Musik kerajaan pun bersenandung lembut dan menerpa telinga seluruh insan yang hadir, mengiringi langkah pelan sang hawa bersama pria yang telah memberinya kehidupan. Seluruh tamu yang duduk di barisan kanan dan kiri nampak memandang takjub pada sosok Giselle. Dan tentu saja, Giselle juga tak dapat menyembunyikan perasaan bahagia yang memenuhi relung hati. Detak jantung perempuan itu seperti sedang berlomba dan rona merah tak dapat lagi tertutupi, meskipun telah mendapatkan riasan di wajah.

Gedung tersebut seolah disulap layaknya sebuah taman Istana West yang penuh dengan bunga-bunga indah kesayangan Giselle. Ketika kaki melangkah menuju bagian kedua dari ruangan yang hanya bersekat dinding tipis, Giselle dapat menemukan replika pepohonan yang tak kalah apik dari sebelumnya. Semua hal tersebut diatur sedemikian rupa atas saran Pangeran Hayden yang menginginkan suasana penggabungan Istana West dan Pulau Arkala.

Setibanya ia di podium, Hendrick pun memberikan tangan kanan Giselle pada Pangeran Hayden yang saat itu terlihat tampan dalam balutan seragam militer berwarna hitam dengan beragam lencana. Sesekali, Pangeran Hayden terlihat melirik Giselle. Meskipun begitu, beberapa kali ia menunduk untuk menyembunyikan kedua sudut bibir yang terangkat itu.

Ketika pemimpin agung mengucapkan janji setia, Pangeran Hayden menghadapkan tubuh pada Giselle dan mengulang perkataan sang pemimpin agung. Begitu pula sebaliknya, Giselle melakukan hal yang sama. Tatapan yang terpaku satu sama lain, hingga tanpa sadar keduanya saling berbagi senyum seakan menular pada seluruh tamu.

Setelah saling memasang cincin, pemimpin agung menyuruh Pangeran Hayden untuk membuka tule tipis yang memperlihatkan wajah Giselle. Dimajukannya tubuh itu, lalu Giselle pun menerima kecupan ringan sang pangeran pada bibirnya yang membuat seluruh tamu bertepuk tangan.

Rangkaian acara di Gedung Forstin pun diakhiri dengan kedua mempelai menyapa masyarakat Atharia di balkon utama, bersama dengan keluarga inti dari Floer dan Stein. Baginda Raja dan Ratu juga terlihat di balkon tersebut. Pemimpin Atharia yang nampak selalu berada di tengah tersebut, kini lebih memilih untuk berdiri di samping dan membiarkan Pangeran Hayden dan Giselle untuk mengambil seluruh atensi yang ada. Sedangkan Pangeran Jace dan Putri Karina tidak menampakkan sosoknya di atas balkon.

Meskipun begitu, tak ada satu pun yang dapat mengganggu hari bahagia ini. Bahkan beberapa kali Pangeran Hayden memberikan ciuman singkat pada Giselle. Heboh, sudah pasti. Seluruh warga dapat merasakan aliran cinta dan kasih pada pasangan tersebut.

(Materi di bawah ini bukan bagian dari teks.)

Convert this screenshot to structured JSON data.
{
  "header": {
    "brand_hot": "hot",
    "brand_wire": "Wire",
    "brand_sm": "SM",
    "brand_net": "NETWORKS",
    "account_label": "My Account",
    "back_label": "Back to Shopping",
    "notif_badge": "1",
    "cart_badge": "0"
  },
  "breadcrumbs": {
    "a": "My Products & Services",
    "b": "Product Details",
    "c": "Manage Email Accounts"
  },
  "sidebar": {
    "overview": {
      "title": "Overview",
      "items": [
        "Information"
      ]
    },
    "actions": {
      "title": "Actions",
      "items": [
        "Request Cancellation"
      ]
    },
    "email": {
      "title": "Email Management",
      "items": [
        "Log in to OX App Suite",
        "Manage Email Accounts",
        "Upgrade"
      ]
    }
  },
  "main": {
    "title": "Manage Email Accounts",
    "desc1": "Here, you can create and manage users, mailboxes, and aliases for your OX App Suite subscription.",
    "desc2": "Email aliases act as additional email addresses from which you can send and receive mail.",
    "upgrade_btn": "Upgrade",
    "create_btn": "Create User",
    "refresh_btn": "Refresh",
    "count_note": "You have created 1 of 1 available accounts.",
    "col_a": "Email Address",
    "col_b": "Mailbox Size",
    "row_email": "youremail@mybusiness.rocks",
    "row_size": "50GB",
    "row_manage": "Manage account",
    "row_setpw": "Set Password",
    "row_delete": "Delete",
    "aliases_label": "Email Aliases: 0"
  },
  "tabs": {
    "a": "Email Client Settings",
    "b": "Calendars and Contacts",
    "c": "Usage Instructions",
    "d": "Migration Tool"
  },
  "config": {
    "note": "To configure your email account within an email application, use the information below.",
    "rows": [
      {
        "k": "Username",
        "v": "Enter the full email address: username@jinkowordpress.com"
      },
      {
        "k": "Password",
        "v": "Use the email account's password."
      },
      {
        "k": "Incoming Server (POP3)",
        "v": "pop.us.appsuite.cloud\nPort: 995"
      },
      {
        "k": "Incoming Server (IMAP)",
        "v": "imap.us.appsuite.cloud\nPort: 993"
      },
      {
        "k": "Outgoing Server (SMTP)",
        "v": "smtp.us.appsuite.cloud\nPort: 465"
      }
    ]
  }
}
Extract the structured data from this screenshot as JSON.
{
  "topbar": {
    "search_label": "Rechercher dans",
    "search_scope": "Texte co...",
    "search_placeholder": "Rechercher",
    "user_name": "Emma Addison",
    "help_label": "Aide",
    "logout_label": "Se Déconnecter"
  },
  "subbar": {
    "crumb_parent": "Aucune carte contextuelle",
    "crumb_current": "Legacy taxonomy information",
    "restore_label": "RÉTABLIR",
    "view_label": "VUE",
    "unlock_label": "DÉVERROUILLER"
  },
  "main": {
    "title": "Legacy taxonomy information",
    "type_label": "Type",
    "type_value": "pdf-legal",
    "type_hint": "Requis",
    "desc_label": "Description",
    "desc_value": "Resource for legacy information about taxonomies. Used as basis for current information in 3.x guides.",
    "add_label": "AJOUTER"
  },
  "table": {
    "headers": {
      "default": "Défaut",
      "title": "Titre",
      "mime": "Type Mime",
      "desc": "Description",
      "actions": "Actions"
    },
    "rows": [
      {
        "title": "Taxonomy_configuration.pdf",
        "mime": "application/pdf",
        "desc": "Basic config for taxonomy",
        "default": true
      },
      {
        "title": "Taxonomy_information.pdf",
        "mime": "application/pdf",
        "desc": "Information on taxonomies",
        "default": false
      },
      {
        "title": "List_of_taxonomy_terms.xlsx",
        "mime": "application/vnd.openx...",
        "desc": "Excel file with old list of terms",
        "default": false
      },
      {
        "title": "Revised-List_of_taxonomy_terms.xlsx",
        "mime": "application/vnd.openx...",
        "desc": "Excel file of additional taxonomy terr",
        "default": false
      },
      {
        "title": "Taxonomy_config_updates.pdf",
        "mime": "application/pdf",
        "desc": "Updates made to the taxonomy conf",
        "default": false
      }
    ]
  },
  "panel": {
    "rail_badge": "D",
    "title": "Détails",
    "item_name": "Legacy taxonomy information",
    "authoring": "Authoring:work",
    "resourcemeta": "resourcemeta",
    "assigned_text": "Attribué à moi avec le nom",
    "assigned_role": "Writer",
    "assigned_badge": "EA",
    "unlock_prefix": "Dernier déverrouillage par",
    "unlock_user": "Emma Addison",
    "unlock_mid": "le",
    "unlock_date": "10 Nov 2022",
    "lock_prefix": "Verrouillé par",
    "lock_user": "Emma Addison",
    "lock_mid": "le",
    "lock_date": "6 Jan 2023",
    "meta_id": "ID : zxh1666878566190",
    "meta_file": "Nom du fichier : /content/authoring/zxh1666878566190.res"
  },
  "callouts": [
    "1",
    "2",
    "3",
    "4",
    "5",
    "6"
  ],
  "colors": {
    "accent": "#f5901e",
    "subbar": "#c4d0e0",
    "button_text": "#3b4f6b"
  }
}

Terlihat seperti di Pangeran dan Putri di negeri dongeng.

.


.

Tok... tok... tok...

Giselle yang saat itu baru saja melingkarkan tali pada kimono satin pun bergegas berbalik badan dan membuka pintu.

Sret...

Perempuan tersebut dapat melihat rasa frustasi Pangeran Hayden dengan air wajah yang masam dan surai yang teracak tak beraturan. "Yang Mulia, kau telah mengetuk pintu kamarku sebanyak tiga kali malam ini. Ada apa?" Giselle tersenyum lembut.

Pangeran Hayden mendesah penuh kekecewaan. Namun sedetik kemudian, ia berbicara dengan cepat. "Mengapa Yang Mulia Baginda Raja menyuruh kita melakukan pernikahan hari ini? Bukannya dia mengetahui bahwa sekarang aku tidak boleh tidur bersamamu di kamar ini? Ini malam pertama kita, bukan?"

Giselle seketika membuka pintu dengan lebar dan melirik ke kanan dan kiri secara cepat. Sebenarnya, dengan pengawalan dua orang petugas keamanan Istana South yang berdiri tepat di belakang sang pangeran, telah menyiratkan bahwa mereka benar-benar diawasi dan tidak mungkin melanggar peraturan kerajaan.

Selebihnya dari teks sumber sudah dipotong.